I’m an active student of environmental sciences, Bayesian methods, and of the data sciences. You can learn more about me here, and from my LinkedIn profile. I am a member of the American Association for the Advancement of Science, the Ecological Society of America, the American Statistical Association (active in its Boston Chapter), the International Society for Bayesian Analysis, and three organizations at Woods Hole Oceanographic Institution, the Associates, the 1930 Society, and its Fye Society.

I am also active in social and political activities relating to the environment, partly through the Green Congregation Committee at the Unitarian Universalist congregation to which I belong, First Parish in Needham, MA, and partly as a staunch advocate for distributed, locally owned solar energy.

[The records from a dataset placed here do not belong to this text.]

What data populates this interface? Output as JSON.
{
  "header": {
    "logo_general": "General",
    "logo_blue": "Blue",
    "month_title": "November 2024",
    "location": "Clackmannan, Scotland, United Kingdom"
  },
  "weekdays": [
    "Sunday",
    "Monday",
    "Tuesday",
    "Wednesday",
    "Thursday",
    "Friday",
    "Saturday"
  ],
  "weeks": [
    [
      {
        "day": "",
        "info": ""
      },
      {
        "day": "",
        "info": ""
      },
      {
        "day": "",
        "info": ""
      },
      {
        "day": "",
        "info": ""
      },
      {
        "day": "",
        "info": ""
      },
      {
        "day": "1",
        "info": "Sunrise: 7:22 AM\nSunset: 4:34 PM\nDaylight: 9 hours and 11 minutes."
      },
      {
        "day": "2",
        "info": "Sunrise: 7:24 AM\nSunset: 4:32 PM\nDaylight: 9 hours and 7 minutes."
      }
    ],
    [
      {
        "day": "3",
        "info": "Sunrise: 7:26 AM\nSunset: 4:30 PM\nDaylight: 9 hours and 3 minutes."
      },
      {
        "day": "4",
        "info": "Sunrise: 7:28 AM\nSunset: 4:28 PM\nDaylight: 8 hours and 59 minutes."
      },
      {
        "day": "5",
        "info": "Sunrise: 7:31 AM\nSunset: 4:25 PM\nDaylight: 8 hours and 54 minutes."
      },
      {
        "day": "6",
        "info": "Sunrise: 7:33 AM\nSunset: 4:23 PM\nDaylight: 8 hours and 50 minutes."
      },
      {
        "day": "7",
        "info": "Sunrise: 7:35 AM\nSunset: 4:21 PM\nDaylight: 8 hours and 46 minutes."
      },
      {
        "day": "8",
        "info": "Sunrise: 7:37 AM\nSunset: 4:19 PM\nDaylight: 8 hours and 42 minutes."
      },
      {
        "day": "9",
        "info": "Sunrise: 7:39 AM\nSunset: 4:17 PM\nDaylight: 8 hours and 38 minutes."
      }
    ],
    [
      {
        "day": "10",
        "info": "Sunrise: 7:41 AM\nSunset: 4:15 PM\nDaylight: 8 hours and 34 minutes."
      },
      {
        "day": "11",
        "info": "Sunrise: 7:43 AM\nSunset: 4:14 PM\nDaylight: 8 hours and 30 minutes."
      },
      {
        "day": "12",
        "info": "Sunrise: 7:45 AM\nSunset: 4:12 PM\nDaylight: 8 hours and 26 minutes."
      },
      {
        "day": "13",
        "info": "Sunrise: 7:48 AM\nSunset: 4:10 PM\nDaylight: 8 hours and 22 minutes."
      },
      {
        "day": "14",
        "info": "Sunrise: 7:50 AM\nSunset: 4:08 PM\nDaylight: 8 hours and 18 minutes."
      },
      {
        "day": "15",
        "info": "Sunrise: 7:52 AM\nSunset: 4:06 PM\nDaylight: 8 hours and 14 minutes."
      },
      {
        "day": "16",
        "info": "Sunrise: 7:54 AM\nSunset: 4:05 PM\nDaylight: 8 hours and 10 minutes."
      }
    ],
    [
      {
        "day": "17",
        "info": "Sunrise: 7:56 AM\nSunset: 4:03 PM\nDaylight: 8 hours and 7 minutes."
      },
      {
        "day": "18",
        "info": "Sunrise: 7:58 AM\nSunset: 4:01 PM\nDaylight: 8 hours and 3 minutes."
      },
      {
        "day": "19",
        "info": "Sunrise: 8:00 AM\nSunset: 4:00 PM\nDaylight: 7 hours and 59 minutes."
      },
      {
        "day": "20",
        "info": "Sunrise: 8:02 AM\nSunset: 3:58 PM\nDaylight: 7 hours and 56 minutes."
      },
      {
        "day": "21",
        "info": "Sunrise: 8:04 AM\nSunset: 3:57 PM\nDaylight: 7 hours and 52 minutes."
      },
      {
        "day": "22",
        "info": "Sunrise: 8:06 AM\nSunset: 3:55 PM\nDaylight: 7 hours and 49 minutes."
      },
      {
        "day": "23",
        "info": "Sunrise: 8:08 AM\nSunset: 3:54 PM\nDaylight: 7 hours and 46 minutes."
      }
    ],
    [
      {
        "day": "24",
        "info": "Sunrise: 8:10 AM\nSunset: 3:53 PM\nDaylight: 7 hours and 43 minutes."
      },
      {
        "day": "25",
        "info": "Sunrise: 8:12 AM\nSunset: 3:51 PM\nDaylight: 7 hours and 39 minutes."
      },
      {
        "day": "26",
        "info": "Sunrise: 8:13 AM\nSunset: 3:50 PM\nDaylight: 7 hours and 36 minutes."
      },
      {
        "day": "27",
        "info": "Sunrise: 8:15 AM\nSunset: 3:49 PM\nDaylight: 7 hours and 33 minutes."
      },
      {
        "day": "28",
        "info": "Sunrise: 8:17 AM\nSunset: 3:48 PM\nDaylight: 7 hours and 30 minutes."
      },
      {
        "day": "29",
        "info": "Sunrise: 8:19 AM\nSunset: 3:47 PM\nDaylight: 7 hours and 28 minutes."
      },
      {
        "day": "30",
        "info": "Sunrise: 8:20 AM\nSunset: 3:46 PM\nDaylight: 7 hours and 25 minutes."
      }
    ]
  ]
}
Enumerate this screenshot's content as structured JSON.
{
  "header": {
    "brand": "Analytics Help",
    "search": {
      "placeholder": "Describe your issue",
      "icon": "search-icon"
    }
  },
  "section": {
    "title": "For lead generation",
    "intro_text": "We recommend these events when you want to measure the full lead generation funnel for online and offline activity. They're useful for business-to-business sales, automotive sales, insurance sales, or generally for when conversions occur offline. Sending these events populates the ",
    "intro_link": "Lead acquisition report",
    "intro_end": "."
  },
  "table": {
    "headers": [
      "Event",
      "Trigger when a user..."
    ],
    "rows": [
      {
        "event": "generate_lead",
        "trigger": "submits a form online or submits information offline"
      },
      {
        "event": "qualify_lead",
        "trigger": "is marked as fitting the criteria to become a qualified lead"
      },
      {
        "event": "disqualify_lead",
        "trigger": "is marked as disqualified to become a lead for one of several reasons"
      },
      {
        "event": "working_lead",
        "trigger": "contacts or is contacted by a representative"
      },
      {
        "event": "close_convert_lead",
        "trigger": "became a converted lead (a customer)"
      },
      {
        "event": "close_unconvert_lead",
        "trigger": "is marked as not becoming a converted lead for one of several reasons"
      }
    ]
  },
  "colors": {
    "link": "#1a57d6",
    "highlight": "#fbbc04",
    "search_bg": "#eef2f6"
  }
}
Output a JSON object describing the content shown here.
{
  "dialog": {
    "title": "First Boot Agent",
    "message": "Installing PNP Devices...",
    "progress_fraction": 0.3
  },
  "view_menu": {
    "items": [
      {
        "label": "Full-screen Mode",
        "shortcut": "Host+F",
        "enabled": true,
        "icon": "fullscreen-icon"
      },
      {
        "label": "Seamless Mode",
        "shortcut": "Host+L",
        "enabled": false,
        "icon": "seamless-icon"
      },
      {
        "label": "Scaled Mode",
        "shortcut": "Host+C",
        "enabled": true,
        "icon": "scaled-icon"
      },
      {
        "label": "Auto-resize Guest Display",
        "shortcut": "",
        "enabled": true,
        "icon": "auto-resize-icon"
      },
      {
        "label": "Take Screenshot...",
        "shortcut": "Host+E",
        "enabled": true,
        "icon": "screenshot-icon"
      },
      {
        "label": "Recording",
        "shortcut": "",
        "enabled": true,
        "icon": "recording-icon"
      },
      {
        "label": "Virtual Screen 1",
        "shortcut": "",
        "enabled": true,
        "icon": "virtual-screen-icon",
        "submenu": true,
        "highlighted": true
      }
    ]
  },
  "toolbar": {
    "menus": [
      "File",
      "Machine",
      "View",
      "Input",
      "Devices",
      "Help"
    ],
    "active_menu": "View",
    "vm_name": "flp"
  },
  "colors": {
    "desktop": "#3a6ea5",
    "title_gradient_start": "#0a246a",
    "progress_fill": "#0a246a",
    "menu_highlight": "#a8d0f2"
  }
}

Some might call me a *solar* *revolutionary*, in the spirit of the late German parliamentarian, Hermann Scheer and John Farrell of the Institute for Local Self Reliance. In any case, I see solar energy as part of a democratization of energy and, so, political power: Take back control of your energy, and thereby take back control of your democracy.

“Warming slowdown? (part 1 of 2)” The idea of a *global warming slowdown* or *hiatus* is critically examined, emphasizing the literature, the datasets, and means and methods for telling such. Also available at the Azimuth Project wiki.

“Warming slowdown? (part 2 of 2)” The idea of a *global warming slowdown* or *hiatus* is critically examined, emphasizing the literature, the datasets, and means and methods for telling such.).

“Bayesian inversion of commingled tonnage of municipal solid waste to isolate components” Bayesian inversion to recover latent components in mixtures is a standard technique, with wide application. Yet, apparently, it is not well known. Frequentist methods for doing this are known as algorithms for *blind source separation*.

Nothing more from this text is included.